Глава IV АМЬЕНСКИЙ МИР

Сколько женщин вознесли хвалу небесам, сколько женских сердец преисполнились счастья и благодарности, когда осенью 1801 года стало известно, что переговоры о мире закончены! Англия изливала свою радость в пляшущих на ветру флагах, в мерцающих в ночи огнях. Даже в Монаховом дубе мы вывесили флаги и в каждом окне выставили свечу, а над дверью гостиницы пылали на ветру две огромные буквы «G.R.»[3]. Люди устали от войны — ведь мы воевали уже восемь лет, то с Голландией, то с Испанией, то с Францией, то со всеми вместе. И за все эти годы мы узнали только одно: что наша небольшая сухопутная армия не может справиться с французами на суше, зато французам вовек не справиться с нашим большим флотом на море. Мы вновь обрели кое-какое уважение к себе, а это было особенно важно после того, что произошло в Америке; и у нас прибавилось колоний, которые по той же причине оказались нам очень кстати; но наш государственный долг продолжал расти, а консоли — падать, и в конце концов даже Питт ужаснулся. Однако, знай мы тогда, что между Наполеоном и нами миру не бывать и что это лишь конец одного раунда, а вовсе не всего матча, было бы куда разумнее не делать этого перерыва, а сражаться до конца. Теперь же Франция получила назад двадцать тысяч своих отборных моряков, и они задали нам жару этим своим Булонским лагерем и десантным флотом прежде, чем нам удалось снова взять их в плен.

Батюшка мой был человек плотный, сильный, хоть и небольшого роста, не очень широкоплечий, но сложен крепко и ладно.
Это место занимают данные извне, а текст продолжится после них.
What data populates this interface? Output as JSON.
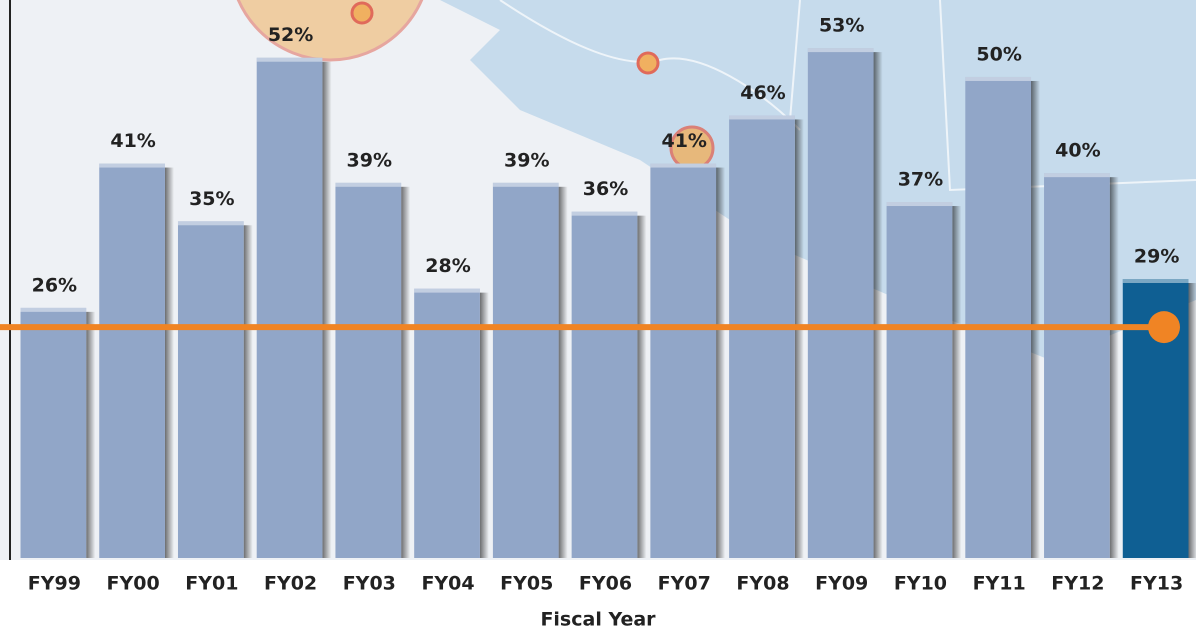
{
  "chart_data": {
    "type": "bar",
    "x_label": "Fiscal Year",
    "categories": [
      "FY99",
      "FY00",
      "FY01",
      "FY02",
      "FY03",
      "FY04",
      "FY05",
      "FY06",
      "FY07",
      "FY08",
      "FY09",
      "FY10",
      "FY11",
      "FY12",
      "FY13"
    ],
    "values": [
      26,
      41,
      35,
      52,
      39,
      28,
      39,
      36,
      41,
      46,
      53,
      37,
      50,
      40,
      29
    ],
    "value_labels": [
      "26%",
      "41%",
      "35%",
      "52%",
      "39%",
      "28%",
      "39%",
      "36%",
      "41%",
      "46%",
      "53%",
      "37%",
      "50%",
      "40%",
      "29%"
    ],
    "colors": [
      "#91a6c8",
      "#91a6c8",
      "#91a6c8",
      "#91a6c8",
      "#91a6c8",
      "#91a6c8",
      "#91a6c8",
      "#91a6c8",
      "#91a6c8",
      "#91a6c8",
      "#91a6c8",
      "#91a6c8",
      "#91a6c8",
      "#91a6c8",
      "#0f5f93"
    ],
    "ylim": [
      0,
      58
    ],
    "reference_line": {
      "value": 24,
      "color": "#f08424"
    }
  }
}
Лицо его, красное от загара, блестело, и, хотя в ту пору ему сравнялось лишь сорок лет, оно было все иссечено морщинами, которые при малейшем волнении обозначались резче, так что он в один миг превращался из моложавого человека чуть ли не в старика. Особенно много морщинок было у глаз, да это и понятно: ведь он всю жизнь щурился из-за ветра и непогоды. Глаза у него были удивительные — ясные, очень голубые и на обветренном докрасна лице казались особенно яркими. От природы кожа у него была, вероятно, белая, ибо верхняя часть лба, обычно закрытая шляпой, была совсем такая же, как у меня, а коротко подстриженные волосы — рыжевато-каштановые.

Он с гордостью говорил, что служил на корабле, который последним покинул воды Средиземного моря в девяносто седьмом году и первым вошел в них в девяносто восьмом. Когда наш флот, точно свора гончих, ринулся из Сицилии в Сирию и обратно в Неаполь, пытаясь найти потерянный след, мой отец служил третьим помощником на «Тезее», которым командовал Миллер. Вместе с тем же боевым капитаном он сражался на Ниле, и там его команда стреляла, таранила, дралась до тех пор, пока не опустился последний трехцветный флаг, и тогда они подняли запасный якорь и прямо у кабестана повалились друг на друга и заснули мертвым сном. Потом, уже вторым помощником на одном из тех грозных трехпалубников с почерневшими от пороха бортами и красными полосами под шпигатами, чьи рассевшиеся корпуса не рассыпались только потому, что были стянуты канатами, он вернулся в Неаполитанский залив и принес туда весть о победе на Ниле. Оттуда, в награду за верную службу, его перевели первым помощником на фрегат «Аврора», который блокировал Геную, и на этом корабле он служил до тех пор, пока наконец не был заключен мир.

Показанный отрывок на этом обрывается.